Tot 15 maanden cel geëist voor faillissementsfraude zwembaden

Het Openbaar Ministerie (OM) heeft vandaag voor de rechtbank in Zwolle tot 15 maanden cel geëist tegen twee verdachten. Hoofdverdachte V. wordt faillissementsfraude bij twee zwemcentra verweten. Hij zou opzettelijk geld aan de boedel hebben onttrokken en geen deugdelijke administratie hebben gevoerd. Medeverdachte Van D. wordt het onttrekken van geld aan de boedel verweten.

Hoofdverdachte V. was eigenaar van een zwemcentrum in Dalfsen en richtten in 2013 een zwemcentrum in Alkmaar en Mechelen op. In hetzelfde jaar verkocht hij de zwemcentra in Dalfsen en Alkmaar. Kort daarna gingen beide zwemcentra failliet.
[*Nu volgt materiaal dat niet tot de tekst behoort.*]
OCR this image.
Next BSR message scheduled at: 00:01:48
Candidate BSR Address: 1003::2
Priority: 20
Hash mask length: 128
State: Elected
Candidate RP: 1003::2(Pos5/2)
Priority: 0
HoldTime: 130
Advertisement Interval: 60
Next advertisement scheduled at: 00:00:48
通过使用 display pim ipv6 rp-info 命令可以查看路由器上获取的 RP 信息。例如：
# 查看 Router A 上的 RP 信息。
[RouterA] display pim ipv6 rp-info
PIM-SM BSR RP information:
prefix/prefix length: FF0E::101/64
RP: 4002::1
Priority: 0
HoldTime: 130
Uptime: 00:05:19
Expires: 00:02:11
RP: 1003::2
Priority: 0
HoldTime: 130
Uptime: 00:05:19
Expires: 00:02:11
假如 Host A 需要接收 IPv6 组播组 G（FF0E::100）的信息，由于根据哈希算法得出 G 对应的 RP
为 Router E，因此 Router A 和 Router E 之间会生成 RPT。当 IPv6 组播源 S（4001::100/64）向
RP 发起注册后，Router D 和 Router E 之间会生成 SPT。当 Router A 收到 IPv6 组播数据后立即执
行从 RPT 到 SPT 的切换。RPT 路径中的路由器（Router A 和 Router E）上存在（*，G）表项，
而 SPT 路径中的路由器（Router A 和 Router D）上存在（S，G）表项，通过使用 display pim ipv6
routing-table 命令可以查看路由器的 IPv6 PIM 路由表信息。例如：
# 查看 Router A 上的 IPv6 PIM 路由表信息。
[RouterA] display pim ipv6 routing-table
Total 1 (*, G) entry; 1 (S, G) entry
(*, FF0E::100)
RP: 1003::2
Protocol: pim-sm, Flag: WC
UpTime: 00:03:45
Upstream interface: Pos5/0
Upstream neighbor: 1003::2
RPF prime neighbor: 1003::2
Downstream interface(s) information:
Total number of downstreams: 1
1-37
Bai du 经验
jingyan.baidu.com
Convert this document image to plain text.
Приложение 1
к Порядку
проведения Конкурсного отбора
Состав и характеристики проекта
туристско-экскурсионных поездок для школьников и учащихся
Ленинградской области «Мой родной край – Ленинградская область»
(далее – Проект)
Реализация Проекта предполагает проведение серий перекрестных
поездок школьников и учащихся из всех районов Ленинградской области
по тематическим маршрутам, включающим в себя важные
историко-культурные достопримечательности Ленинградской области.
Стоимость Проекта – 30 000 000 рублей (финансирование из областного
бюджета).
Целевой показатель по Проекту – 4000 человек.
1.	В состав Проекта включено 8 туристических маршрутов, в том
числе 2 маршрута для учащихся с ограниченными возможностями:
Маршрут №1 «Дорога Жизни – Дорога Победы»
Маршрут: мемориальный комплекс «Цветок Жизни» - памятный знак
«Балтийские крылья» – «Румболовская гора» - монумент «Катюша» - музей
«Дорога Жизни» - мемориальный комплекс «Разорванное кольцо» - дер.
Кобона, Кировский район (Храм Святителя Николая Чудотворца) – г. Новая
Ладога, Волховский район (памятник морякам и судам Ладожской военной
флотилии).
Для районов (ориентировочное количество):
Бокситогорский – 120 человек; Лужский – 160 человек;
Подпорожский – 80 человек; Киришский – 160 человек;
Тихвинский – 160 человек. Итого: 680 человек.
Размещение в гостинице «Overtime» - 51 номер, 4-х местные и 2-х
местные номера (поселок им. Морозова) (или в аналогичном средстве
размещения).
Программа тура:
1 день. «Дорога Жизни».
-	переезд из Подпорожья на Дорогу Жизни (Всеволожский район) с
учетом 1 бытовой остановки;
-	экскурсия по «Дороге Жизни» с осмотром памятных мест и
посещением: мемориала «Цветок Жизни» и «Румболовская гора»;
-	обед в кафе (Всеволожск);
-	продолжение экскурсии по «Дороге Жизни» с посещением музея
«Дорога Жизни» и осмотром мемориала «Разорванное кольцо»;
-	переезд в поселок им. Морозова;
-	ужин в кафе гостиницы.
Verdachte V. bleek in de maanden vlak voor de verkoop zo veel mogelijk zwemlespakketten bij vooruitbetaling  te hebben verkocht. Deels waren de lespakketten contant afgerekend, daar bleek geen administratie van bijgehouden. Ouders die de zwemlespakketten in Alkmaar per bank wilden betalen, moesten de rekening  overmaken op een bankrekening van het zwemcentrum in Dalfsen. Voor lessen in Dalfsen werd door ouders geld naar het zwemcentrum Mechelen overgemaakt. Na de overdracht van beide zwemcentra werd duidelijk dat V. zich alle vooruitbetaalde lesgelden had toegeëigend. Het gaat in totaal om 178 benadeelde ouders van 264 kinderen in Alkmaar en 483 ouders van 608 kinderen in Dalfsen. De officier van justitie is van mening dat V. doelbewust de zwemcentra in Alkmaar en Dalfsen heeft leeg getrokken in de maanden voor de overdracht.

Medeverdachte Van D., koper van het zwemcentrum in Alkmaar, heeft volgens de officier meer dan 15.000 euro aan de boedel onttrokken terwijl hem al duidelijk moet zijn geweest dat hij een kat in de zak had gekocht. Om dit te camoufleren in de administratie heeft hij een valse geldleningsovereenkomst opgemaakt.

Strafmaat

Mede gezien de houding van verdachte V. gedurende het onderzoek vindt de officier een onvoorwaardelijke gevangenisstraf van 15 maanden waarvan 5 maanden voorwaardelijk en met aftrek van voorarrest  op zijn plaats. Daarnaast eist zij een bestuursverbod voor de duur van 3 jaar evenals het opleggen van de schademaatregel voor alle ouders.

Voor verdachte Van D. eist zij een werkstraf van 240 uur, te vervangen door 120 dagen hechtenis, met aftrek van voorarrest. Het schadebedrag en de ernst van de feiten laat zij hierbij meewegen.

De rechtbank doet op 11 april 2019 uitspraak.